Try not to have any intakes on top. It will mess with your temps. Intakes on bottom so the cool air is at the bottom along with all the c02 the plants need, it then rises naturally since as it warms since warm air rises. The exhaust helps pull up the cool air as well. Looking good mate =]
The intakes at the the top of the cab are the beginning of an isolated system having air only being pulled through the electrical cab and then through ducting connected to the sealed hood and then straight out of the cab right next to the other exhaust. This is just to get air moving over my ballasts and light bulb to help control temps in the cab. This is exactly what I was debating using the booster fan for since it's pretty much a straight shot with the exception of the 90* angles at the intakes.

darkdestruction420, Thanks for the info! I've seen similar things when a friend's plants went from flowering back into vegging. =)
 

NewbGrower^.^

Active Member
The intakes at the the top of the cab are the beginning of an isolated system having air only being pulled through the electrical cab and then through ducting connected to the sealed hood and then straight out of the cab right next to the other exhaust. This is just to get air moving over my ballasts and light bulb to help control temps in the cab. This is exactly what I was debating using the booster fan for since it's pretty much a straight shot with the exception of the 90* angles at the intakes.

darkdestruction420, Thanks for the info! I've seen similar things when a friend's plants went from flowering back into vegging. =)
So does the left side have intakes at the bottom? What I'm saying is you will have higher temps if you have all your intakes up top. Of course this doesn't count for seperate ducting only for like cooltubes
 
^
The left side has intakes in the middle of the whole cab, which is the bottom of the veg cab. I could have it coming in through the bottom of the veg cab but then it would also need to suck through intakes at the bottom of the supply cab. I think I'll risk the temperature change about 3' up.
 

NewbGrower^.^

Active Member
Gotcha Just make sure the intakes are as long as they can be in the certain veg section ;] I understand the supply cab thing now haha smart man
 

Punk

Well-Known Member
Take the advice of using a high power fan instead of the booster. In regards to controling temps, booster fans are like not having a fan at all, they simply don't work.
 
^ Thanks for the link! That setup looks very legit.

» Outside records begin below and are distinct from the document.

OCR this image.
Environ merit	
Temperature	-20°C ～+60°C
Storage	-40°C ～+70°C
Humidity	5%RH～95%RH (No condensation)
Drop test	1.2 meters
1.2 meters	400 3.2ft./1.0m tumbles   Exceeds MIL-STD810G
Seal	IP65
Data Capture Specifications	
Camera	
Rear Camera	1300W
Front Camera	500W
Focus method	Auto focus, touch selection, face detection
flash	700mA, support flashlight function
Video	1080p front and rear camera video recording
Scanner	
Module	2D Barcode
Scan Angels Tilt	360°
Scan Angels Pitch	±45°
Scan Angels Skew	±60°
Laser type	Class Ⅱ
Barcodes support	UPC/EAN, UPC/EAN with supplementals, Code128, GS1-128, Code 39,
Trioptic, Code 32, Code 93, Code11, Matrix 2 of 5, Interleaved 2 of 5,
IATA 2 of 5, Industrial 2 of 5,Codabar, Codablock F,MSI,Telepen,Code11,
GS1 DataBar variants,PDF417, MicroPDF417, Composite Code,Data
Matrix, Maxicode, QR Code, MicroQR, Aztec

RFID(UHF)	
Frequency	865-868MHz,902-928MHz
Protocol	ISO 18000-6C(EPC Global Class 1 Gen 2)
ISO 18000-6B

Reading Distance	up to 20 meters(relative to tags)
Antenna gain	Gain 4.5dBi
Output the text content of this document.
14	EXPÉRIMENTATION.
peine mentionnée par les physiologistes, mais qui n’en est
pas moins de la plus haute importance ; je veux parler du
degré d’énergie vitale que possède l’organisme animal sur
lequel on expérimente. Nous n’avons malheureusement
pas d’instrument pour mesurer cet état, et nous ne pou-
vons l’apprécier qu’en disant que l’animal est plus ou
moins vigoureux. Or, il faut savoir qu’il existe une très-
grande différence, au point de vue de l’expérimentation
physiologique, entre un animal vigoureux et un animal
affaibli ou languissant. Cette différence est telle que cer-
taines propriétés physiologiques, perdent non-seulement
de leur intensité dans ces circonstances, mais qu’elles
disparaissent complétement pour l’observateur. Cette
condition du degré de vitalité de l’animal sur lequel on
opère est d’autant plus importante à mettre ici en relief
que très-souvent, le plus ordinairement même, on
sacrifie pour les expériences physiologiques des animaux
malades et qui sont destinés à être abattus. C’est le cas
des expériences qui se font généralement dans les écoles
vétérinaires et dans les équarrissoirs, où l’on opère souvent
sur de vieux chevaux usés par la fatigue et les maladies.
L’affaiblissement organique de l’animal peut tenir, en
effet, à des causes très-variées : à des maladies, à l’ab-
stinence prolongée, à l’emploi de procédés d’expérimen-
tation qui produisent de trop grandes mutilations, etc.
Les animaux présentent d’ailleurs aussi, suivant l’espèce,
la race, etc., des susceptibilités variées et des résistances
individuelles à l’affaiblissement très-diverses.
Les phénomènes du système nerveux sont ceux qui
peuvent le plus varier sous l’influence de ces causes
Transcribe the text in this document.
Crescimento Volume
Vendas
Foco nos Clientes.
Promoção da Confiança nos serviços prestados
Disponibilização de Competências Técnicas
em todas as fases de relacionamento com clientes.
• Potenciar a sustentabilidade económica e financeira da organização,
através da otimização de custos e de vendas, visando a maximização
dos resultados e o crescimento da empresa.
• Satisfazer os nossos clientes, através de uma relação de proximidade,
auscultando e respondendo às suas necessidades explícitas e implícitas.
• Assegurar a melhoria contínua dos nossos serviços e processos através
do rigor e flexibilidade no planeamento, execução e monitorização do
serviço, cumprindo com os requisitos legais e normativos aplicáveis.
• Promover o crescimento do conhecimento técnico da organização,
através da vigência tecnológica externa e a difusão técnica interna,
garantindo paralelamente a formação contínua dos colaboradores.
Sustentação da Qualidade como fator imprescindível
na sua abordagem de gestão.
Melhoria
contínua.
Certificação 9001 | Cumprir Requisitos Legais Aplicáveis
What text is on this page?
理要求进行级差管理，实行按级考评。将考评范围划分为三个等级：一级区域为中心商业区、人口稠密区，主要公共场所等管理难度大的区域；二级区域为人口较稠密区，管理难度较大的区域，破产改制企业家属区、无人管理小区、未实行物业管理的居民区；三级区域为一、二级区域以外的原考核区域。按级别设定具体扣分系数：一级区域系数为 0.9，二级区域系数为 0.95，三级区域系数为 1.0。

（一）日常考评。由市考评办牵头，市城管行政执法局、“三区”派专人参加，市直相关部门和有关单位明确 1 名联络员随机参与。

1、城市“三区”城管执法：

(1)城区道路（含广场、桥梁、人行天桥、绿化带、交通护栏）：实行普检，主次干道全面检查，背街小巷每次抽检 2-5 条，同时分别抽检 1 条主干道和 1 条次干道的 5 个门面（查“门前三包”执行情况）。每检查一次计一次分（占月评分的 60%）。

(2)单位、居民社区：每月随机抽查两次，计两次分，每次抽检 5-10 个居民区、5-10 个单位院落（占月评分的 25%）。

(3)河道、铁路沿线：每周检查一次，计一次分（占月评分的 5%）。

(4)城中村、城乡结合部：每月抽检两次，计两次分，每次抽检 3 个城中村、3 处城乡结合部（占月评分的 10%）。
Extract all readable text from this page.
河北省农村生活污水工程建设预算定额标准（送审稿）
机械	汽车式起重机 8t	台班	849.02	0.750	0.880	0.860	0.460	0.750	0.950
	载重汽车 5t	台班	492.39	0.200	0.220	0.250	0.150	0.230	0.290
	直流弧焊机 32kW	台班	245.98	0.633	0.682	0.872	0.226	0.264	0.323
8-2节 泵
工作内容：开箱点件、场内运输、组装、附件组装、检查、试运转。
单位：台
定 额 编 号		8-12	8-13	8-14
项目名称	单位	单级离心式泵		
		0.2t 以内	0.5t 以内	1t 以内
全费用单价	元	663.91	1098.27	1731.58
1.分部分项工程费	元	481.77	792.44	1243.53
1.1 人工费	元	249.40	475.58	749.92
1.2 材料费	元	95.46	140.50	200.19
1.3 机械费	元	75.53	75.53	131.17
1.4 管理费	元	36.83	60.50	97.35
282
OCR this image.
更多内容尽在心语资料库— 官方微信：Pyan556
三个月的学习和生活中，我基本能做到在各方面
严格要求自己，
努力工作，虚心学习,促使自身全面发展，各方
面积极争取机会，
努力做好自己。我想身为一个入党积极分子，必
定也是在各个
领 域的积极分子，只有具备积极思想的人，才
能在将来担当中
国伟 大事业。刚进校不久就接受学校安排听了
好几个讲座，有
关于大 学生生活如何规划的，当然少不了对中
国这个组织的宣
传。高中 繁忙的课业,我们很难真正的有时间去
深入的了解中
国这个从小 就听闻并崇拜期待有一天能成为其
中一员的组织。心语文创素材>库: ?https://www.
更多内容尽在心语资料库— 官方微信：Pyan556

Gotcha Just make sure the intakes are as long as they can be in the certain veg section ;] I understand the supply cab thing now haha smart man
Thank you! But you're questioning of my design led me to the thought "Well shoot, why can't the supplies cab be in the middle enabling me to drop the veg cab down so I can take in cooler air?". All I would have to do is run wires through the supplies cab up to the electrical cab. Great idea NewbGrower, I think I'll try it. =D
Take the advice of using a high power fan instead of the booster. In regards to controling temps, booster fans are like not having a fan at all, they simply don't work.
Well I realize that it hasn't worked for hundreds of others but you know, I think it'll work for me. ;) No, I'm starting to realize that I will probably need another fan or do as someone else mentioned and Y it out with a fan that can handle both systems.